Насколько я могу сказать execi
должен работать, не уверенный, почему это не делает. В любом случае я добираюсь conky
показать мой общедоступный IP следующим образом:
${texeci 3600 wget -qO - http://cfajohnson.com/ipaddr.cgi}
Попытайтесь заменить execi
с texeci
, посмотрите, помогает ли это.
Другая возможная проблема - это conky
может быть загружен, прежде чем Ваше соединение устанавливается. Если так, это выполнит Ваш execi
команда на запуске, но это не получит результата, так как Вы еще не соединены.

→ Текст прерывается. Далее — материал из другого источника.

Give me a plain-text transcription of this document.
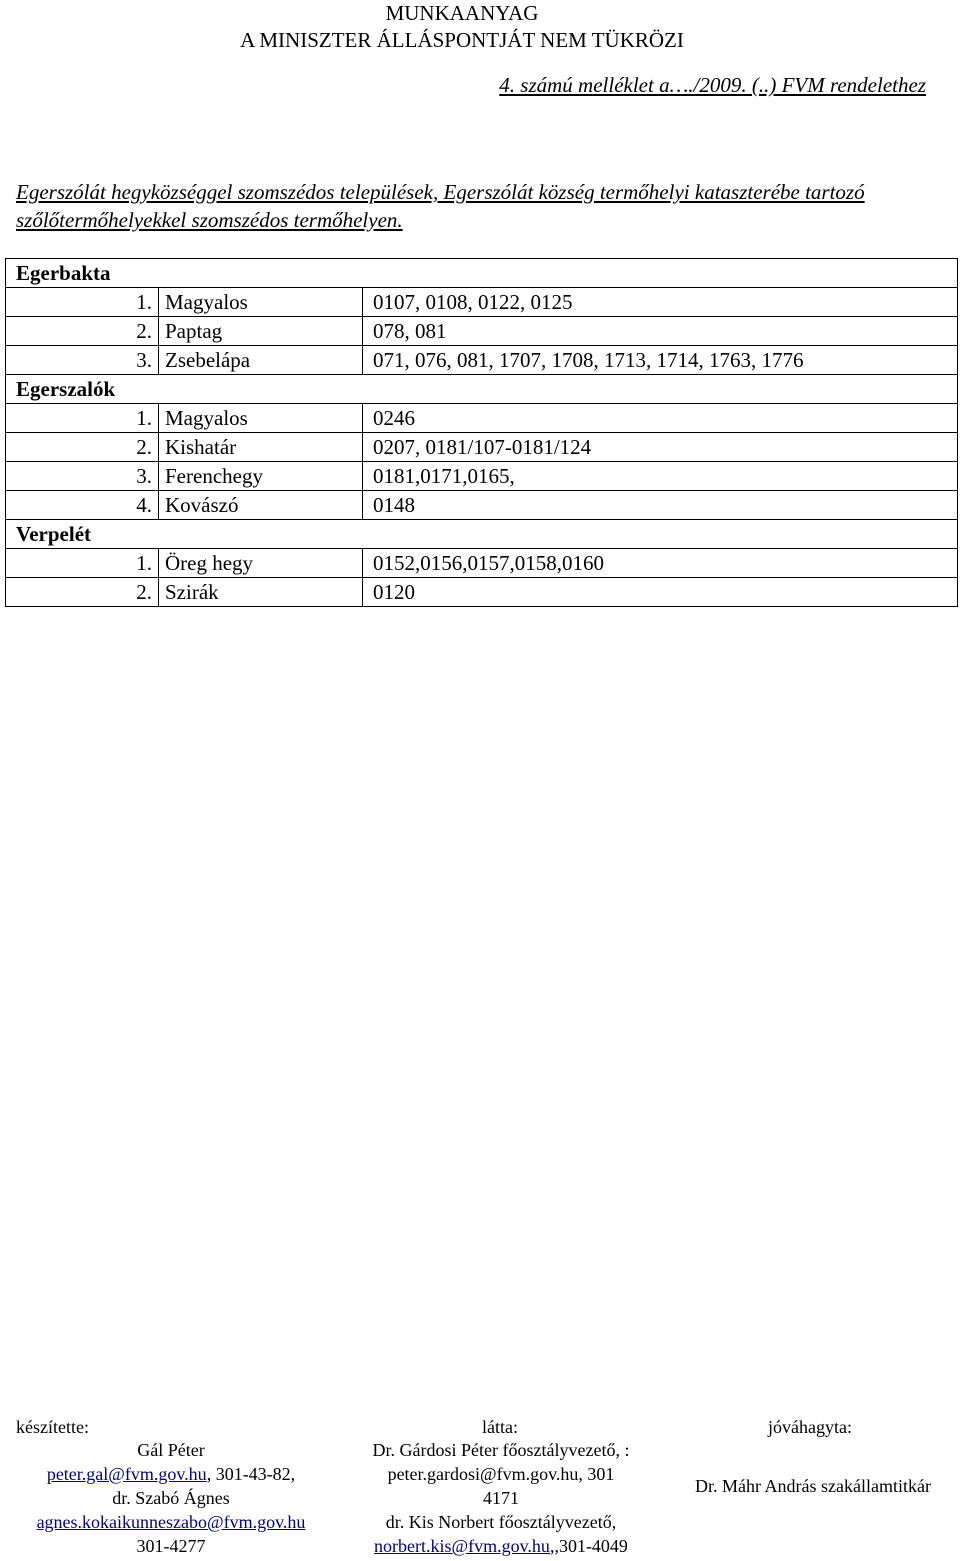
MUNKAANYAG
A MINISZTER ÁLLÁSPONTJÁT NEM TÜKRÖZI
4. számú melléklet a…./2009. (..) FVM rendelethez
Egerszólát hegyközséggel szomszédos települések, Egerszólát község termőhelyi kataszterébe tartozó szőlőtermőhelyekkel szomszédos termőhelyen.
Egerbakta		
1.	Magyalos	0107, 0108, 0122, 0125
2.	Paptag	078, 081
3.	Zsebelápa	071, 076, 081, 1707, 1708, 1713, 1714, 1763, 1776
Egerszalók		
1.	Magyalos	0246
2.	Kishatár	0207, 0181/107-0181/124
3.	Ferenchegy	0181,0171,0165,
4.	Kovászó	0148
Verpelét		
1.	Öreg hegy	0152,0156,0157,0158,0160
2.	Szirák	0120
készítette:	látta:	jóváhagyta:
Gál Péter
peter.gal@fvm.gov.hu, 301-43-82,
dr. Szabó Ágnes
agnes.kokaikunneszabo@fvm.gov.hu
301-4277
Dr. Gárdosi Péter főosztályvezető, :
peter.gardosi@fvm.gov.hu, 301
4171
dr. Kis Norbert főosztályvezető,
norbert.kis@fvm.gov.hu,,301-4049
Dr. Máhr András szakállamtitkár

Я обхожу этот тип проблемы путем запуска conky
через сценарий обертки, который похож на это:
#!/bin/bash
sleep 20
conky
Это звучит как задача для Присоединиться
:
join -t":" -o "1.1,1.2,1.3,1.4,1.5,2.1,2.2,2.3" \
-j 2 <(sort -k2,2 -t: test1) <(sort -k2,2 -t: test2)
join -t":" -o "1.1,1.2,1.3,1.4,1.5,2.1,2.2,2.3" \
-j 2 <(sort -k2,2 -t: test1) <(sort -k2,2 -t: test2)
Julian:Brude:Other:Other:Other:Jb:Brude:kemin
Robert:Dillain:Other:Other:Other:R:Dillain:bodent
Megan:Flikk:Other:Other:Other:Mb:Flikk:kentin
Jesus:Kimmel:Other:Other:Other:Jbb:Kimmel:verlin
Samantha:Minot:Other:Other:Other:Sb:Minot:amsen
-T
Установите разделитель поля на :
-O
Установить формат печати -J
Присоединяйтесь к номеру столбца 2
<(сортировка -K2,2 -T: файл)
Сортировать файл по -k
Второй колонн -T -T
Установите поле разделителя в :
через Python3
#!/usr/bin/python3
import csv
import sys
file1, file2 = sys.argv[1], sys.argv[2]
with open(file2) as second, open(file1) as first:
second_list = second.readlines()
first_list = first.readlines()
for line1 in first_list:
for line2 in second_list:
if line1.split(':')[1] == line2.split(':')[1]:
print(line1.strip()+line2.strip())
Копировать и вставить вышеуказанный скрипт в файл, называемый Script.py
. А затем запустите скрипт, запустив следующую команду на терминале.
python3 script.py file1 file2
Это простую задачу для AWK
:
awk -F':' -vOFS=':' 'NR==FNR{a[$2]=$0;next}{print $0,a[$2]}' file2 file1
Сначала мы устанавливаем :
: в качестве сепаратора поля для ввода (с -F
) и вывод (с ofS
), затем, если первый файл обрабатывается ( file2
) Мы назначаем целую строку к элементу таблицы, проиндексированному со вторым полем. Когда следующий следующий файл ( file1
обрабатывается, мы распечатываем его строки, добавляющие строку из предыдущего файла, хранящегося в A [2] [$ 2]
).
С помощью sed
вы, вероятно, сможете сделать:
sed 's|[^:]*:\([^:]*\).*|/^[^:]*:\1:/s/$/:&/;t|' file2 | sed -f - file1
... что потребует от одного процесса sed
чтения второго файла и написания сценария sed
для редактирование первого во второй sed
stdin. Насколько я могу судить, у вас не должно возникнуть проблем с прямым вводом содержимого в такое регулярное выражение. Если есть возможность ввода метасимволов, на этом сайте есть множество ответов, в которых обсуждаются способы их экранирования. Однако, если это может потребоваться, следующего будет достаточно:
sed 's|[]&\./*[]|\\&|g;s|...' ... | sed -f - file1
Тем не менее, вероятно, одноименное join
- лучшее решение - это просто демонстрация того, как это сделать с sed
, потому что вы это упомянули.
В любом случае, сценарий, который второй sed
применяет к file1
, в итоге выглядит как (со строкой, подобной приведенной ниже, для каждой строки в file2) :
/^[^:]*:Dillain:/s/$/:R:Dillain:bodent/;t
... что означает, что если он обнаруживает строку, совпадающую с Dillain для второго поля, разделенного двоеточиями, то он должен добавить строку : R: Dillain: bodent в его хвост. Поскольку, вероятно, нет смысла продолжать попытки сопоставить строку в file1
, если строка из file2
уже была добавлена, завершающая команда t
est просто ветвится отменить любую успешную замену, как только она будет завершена.